Because there's more to American life than your obsession with women's choice? Because catholics might want to read an opinion piece about something other than your obsession? Because it's a film about law, politics and religion?
Because it ain't all about you.

Henry Brown
6 years 3 months ago

Robin,

That is right, it is not all about me, it is about the tens of millions of babes in the womb that Justice G thinks have been justly killed.
So why does America expect us to celebrate her life ?

karen oconnell
6 years 3 months ago

disappointed in the fact that so many readers (or at least commenters) are still obsessing about abortion as the '''only real evil.'' i wonder if these annotators get upset about the ''tens of millions'' of LIVE, BREATHING human beings among us who suffer from a lack of health care... shelter...education??? and by the way...i am not even going to ask what they think about ''immigrants!''---- of course- at one point in the course of time, we or our family members were in fact immigrants...and were treated miserably. it is sort of a 'pay back' to the wrong source of pain.

Henry Brown
6 years 3 months ago

Karen,

I am against non-medical Abortions.
I work to help young mothers/parents and mothers to be.
I am for Universal Health Care.
Leave from work for new parents.
I think Homelessness could be ended tomorrow if people lived out their Christian values.
I have taught children no one thought could be taught.
I am for helping Immigrants.

My ancestors were here before Columbus.

Abortion is the killing of our fellow humans and 90 % of abortions are not necessary.

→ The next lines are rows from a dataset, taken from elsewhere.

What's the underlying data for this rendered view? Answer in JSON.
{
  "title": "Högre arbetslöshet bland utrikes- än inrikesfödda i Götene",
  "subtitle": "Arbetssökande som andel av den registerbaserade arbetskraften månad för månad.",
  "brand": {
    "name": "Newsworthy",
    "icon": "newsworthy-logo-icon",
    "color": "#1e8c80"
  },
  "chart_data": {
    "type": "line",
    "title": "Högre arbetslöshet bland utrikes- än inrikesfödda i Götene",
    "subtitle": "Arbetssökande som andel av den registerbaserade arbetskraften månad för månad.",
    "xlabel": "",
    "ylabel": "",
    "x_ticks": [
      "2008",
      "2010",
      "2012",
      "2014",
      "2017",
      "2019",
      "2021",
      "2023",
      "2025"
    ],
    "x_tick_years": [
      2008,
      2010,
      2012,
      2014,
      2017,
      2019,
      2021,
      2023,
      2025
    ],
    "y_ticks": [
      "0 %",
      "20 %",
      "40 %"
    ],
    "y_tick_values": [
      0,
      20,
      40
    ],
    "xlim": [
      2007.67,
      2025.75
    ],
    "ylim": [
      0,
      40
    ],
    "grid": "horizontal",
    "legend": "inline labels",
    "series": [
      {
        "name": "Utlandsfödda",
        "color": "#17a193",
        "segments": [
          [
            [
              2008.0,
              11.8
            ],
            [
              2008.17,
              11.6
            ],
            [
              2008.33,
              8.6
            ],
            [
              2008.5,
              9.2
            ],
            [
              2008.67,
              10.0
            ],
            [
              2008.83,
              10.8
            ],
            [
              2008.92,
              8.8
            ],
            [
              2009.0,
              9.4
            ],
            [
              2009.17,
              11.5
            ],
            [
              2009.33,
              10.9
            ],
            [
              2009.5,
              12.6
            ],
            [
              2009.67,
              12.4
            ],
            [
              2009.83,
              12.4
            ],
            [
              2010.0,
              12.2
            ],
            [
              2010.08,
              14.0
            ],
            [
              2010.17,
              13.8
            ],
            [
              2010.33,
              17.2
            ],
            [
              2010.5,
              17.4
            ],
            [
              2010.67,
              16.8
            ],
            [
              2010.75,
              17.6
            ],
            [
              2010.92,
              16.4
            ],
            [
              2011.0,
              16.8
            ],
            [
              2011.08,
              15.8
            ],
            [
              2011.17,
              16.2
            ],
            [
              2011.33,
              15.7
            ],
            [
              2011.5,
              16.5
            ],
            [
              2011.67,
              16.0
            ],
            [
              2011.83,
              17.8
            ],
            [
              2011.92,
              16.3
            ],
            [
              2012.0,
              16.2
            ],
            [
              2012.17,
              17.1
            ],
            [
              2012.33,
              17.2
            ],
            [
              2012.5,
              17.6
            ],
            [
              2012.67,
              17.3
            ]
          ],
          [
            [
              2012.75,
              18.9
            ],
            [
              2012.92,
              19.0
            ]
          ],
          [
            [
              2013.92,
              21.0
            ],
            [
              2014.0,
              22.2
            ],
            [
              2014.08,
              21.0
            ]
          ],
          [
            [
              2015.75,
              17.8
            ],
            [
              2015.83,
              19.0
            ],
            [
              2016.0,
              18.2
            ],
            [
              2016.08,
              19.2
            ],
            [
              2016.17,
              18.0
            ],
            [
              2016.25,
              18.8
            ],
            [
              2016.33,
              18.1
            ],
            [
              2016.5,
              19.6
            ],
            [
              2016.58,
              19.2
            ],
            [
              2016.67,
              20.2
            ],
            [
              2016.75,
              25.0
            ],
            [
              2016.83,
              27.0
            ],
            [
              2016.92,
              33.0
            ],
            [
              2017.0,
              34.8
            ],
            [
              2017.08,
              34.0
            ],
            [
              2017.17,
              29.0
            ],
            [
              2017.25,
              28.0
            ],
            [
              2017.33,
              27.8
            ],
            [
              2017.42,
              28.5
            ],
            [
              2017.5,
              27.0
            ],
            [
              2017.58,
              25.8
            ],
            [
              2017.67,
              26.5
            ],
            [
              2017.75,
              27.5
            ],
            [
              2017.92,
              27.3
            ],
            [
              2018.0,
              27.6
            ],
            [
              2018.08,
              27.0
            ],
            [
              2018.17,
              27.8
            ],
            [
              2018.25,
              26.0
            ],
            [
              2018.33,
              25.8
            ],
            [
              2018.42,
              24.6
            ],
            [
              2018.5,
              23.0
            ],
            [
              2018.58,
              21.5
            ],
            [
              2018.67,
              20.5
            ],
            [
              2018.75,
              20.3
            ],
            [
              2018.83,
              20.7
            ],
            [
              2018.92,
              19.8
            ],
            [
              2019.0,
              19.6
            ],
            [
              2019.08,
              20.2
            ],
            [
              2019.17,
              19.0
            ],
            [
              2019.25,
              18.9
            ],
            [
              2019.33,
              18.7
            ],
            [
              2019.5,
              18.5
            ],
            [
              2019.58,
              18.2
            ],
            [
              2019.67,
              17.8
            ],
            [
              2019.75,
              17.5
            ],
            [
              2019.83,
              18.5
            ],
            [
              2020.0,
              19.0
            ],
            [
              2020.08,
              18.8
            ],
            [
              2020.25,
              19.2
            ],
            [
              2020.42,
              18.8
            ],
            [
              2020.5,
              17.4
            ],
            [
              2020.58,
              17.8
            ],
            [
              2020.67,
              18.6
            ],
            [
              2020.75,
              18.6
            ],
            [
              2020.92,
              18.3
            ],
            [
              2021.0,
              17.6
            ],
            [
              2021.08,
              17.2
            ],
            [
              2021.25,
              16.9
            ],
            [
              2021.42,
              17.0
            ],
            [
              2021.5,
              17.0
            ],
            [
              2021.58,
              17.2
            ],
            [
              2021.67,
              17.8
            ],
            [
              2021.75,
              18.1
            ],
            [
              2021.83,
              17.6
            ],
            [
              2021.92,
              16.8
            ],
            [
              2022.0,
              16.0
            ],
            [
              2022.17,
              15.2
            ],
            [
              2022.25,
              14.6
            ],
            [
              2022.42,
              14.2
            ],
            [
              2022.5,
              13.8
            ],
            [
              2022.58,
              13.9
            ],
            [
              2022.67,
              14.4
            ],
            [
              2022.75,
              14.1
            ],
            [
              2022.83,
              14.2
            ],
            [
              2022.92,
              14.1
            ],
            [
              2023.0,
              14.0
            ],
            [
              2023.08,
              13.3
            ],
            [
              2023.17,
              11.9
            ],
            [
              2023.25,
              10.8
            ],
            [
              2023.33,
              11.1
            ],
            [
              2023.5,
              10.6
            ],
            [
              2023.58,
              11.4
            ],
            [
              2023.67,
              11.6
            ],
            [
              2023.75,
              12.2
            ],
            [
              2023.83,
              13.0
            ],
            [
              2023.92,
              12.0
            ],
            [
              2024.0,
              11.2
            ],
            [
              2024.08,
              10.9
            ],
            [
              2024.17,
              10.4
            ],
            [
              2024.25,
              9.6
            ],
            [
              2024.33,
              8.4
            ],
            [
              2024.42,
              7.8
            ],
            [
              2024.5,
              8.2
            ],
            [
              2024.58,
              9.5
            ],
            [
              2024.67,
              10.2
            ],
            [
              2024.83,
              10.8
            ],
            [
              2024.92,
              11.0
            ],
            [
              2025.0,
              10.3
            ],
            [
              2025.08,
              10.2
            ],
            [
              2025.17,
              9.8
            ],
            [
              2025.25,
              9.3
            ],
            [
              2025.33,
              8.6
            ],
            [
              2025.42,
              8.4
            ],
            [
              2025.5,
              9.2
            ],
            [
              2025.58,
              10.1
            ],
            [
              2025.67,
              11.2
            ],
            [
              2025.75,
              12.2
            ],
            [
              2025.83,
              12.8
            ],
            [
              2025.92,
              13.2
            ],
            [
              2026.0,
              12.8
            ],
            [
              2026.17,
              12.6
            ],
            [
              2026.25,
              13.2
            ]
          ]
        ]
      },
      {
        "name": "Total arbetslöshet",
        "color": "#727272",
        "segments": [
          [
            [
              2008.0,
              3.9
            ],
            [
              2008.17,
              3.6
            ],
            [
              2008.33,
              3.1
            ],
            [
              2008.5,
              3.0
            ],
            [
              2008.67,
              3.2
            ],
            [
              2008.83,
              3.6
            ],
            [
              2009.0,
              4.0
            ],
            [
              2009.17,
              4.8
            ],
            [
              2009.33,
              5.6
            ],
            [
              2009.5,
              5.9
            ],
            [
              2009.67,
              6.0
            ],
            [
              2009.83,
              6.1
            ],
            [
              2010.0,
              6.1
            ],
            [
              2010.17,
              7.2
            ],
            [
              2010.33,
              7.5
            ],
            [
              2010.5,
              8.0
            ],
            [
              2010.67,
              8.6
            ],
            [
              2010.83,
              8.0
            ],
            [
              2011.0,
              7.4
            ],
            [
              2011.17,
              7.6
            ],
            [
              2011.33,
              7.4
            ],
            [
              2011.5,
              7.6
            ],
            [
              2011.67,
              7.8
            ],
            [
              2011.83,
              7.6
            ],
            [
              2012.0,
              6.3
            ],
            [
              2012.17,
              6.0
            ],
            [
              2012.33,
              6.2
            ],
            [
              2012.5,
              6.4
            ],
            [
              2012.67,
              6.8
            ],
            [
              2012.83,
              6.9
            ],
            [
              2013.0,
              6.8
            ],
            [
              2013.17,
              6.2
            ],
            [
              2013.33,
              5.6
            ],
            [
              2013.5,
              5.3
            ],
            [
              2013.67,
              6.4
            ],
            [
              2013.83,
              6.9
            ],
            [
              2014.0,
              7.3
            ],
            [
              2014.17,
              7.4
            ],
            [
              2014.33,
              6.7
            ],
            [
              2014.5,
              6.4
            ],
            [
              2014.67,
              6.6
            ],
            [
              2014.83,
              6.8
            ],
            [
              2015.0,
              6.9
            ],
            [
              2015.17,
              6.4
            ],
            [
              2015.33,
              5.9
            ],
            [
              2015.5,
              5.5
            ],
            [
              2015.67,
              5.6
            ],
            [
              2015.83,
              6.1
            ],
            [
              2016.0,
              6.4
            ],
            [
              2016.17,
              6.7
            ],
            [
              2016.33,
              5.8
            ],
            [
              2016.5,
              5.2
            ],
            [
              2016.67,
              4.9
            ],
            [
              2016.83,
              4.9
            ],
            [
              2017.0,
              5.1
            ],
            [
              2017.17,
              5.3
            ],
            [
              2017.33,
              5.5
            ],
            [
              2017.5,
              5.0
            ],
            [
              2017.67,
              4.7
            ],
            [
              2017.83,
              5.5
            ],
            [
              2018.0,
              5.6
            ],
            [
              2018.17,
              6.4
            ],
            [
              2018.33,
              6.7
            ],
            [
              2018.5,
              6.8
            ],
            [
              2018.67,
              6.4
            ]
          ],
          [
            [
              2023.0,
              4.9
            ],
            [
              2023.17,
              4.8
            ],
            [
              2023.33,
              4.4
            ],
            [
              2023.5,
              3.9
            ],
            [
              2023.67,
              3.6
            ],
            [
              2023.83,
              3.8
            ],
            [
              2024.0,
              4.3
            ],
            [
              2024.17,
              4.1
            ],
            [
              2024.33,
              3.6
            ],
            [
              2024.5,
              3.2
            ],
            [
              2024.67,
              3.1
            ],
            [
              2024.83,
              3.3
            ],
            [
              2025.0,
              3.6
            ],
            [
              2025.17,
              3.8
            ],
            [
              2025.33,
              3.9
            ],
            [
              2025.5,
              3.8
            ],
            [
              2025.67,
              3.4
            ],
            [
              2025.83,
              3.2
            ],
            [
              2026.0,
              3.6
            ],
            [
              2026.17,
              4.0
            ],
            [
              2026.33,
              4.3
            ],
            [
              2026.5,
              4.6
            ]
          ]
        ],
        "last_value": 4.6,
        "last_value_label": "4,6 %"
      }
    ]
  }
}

Why is someone who thinks abortions should be allowed as a matter of justice

is featured and feted

by America Magazine -

is beyond tragic.

Mike Macrie
6 years 3 months ago

Sister Simone Campbell, a Catholic Nun who supported Obama Care, said, “the reverence for life that underpins Catholic opposition to abortion also argues for passage of
healthcare reform.”
Moreover, she said, the reverence
for life that underpins Catholic opposition to abortion also argues for passage of healthcare reform.
"For us, first of all, tens of thousands of people are dying each year because they don't have access to healthcare, so that is a life issue," said Campbell, who is affiliated with an Encino-based order, the Sisters of Social Service..
Sometimes Individuals that we don’t agree with achieve a greater good.

Phillip Stone
6 years 3 months ago

Tens of thousands of Americans can have health care without having to kill a single baby in a single womb
On the other hand, eugenics is diabolically evil and based upon totally erroneous ideas about DNA, race and culture.

And, I am not American but I can remember what I saw and heard - Obama lied through his teeth about his healthcare bill, said one thing and then did another.